Your Worst Customer is Your Best Friend

Huh? How can that be? Well, according to the book What Would Google Do?, in a “google universe” most information is both public and transparent. That means you can save a lot of anxious moments down the road (not to mention revenues) by knowing your worst customers and finding out what they have to say. Imagine a world where customers could not pan your products or services with a few clicks of the mouse. A world where bad product and service reviews could not be easily tracked or discovered. In that world, negative news would spread slowly and stealthily by word of mouth and, by the time you found out about it, it could be too late (and infinitely more expensive) to fix.

What’s the lesson here? Leverage the Web and social media tools to get as much feedback from your customers as possible. Give your worst customers the opportunity to speak up quickly and easily so you can fix their grievances in the same fashion. Here is author Jeff Jarvis’s description of a restaurant run according to Googlethink. Once you read it, ask yourself how it applies to your business. What can you do to find your worst customers/best friends?

“What would a restaurant run according to Googlethink look like—other than being decorated in garish primary colors with a neon sign, big balls for seats, and Fruit Loops and M&Ms on every table?

Imagine instead a restaurant—any restaurant—run on openness and data. Say we pick up the menu and see exactly how many people had ordered each dish. Would that influence our choice?
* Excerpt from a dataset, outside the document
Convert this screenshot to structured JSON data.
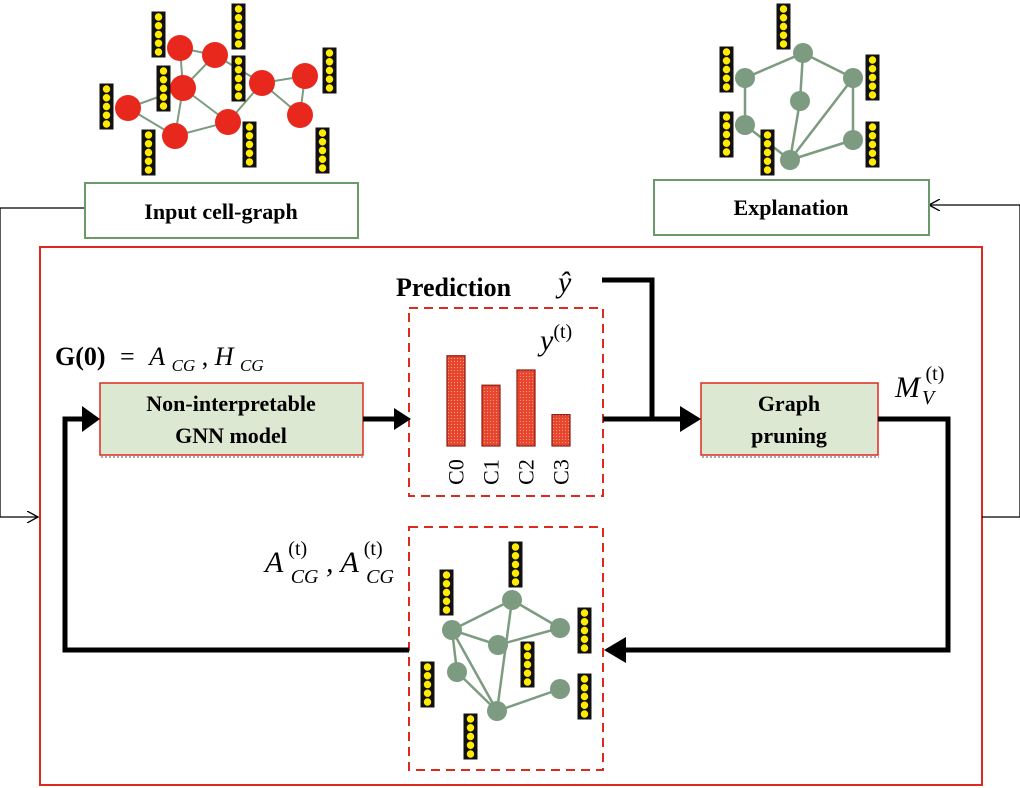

It would help us discover the restaurant’s true specialties (the reason people come here must be the crab cakes) and perhaps make new discoveries (the 400 people who ordered the Hawaiian pizza last month can’t all be wrong??? Can they?).

If a restaurateur were true to Googlethink, she would hunger for more data. Why not survey diners at the end of the meal? That sounds frightening—what if they hate the calamari?—but there’s little to fear. If the squid is bad and the chef can hear her customers say so, she’ll 86 it off the menu and make something better. Everybody wins. She’ll also impress customers with her eagerness to hear their opinions. This beats wandering around the tables, randomly asking how things are (as a diner, I find it awkward and ungracious to complain; it’s like carping about Grandmother’s cranberry sauce on Thanksgiving). Why not just ask the question and give everyone the means to answer? Your worst diner could be your best friend.”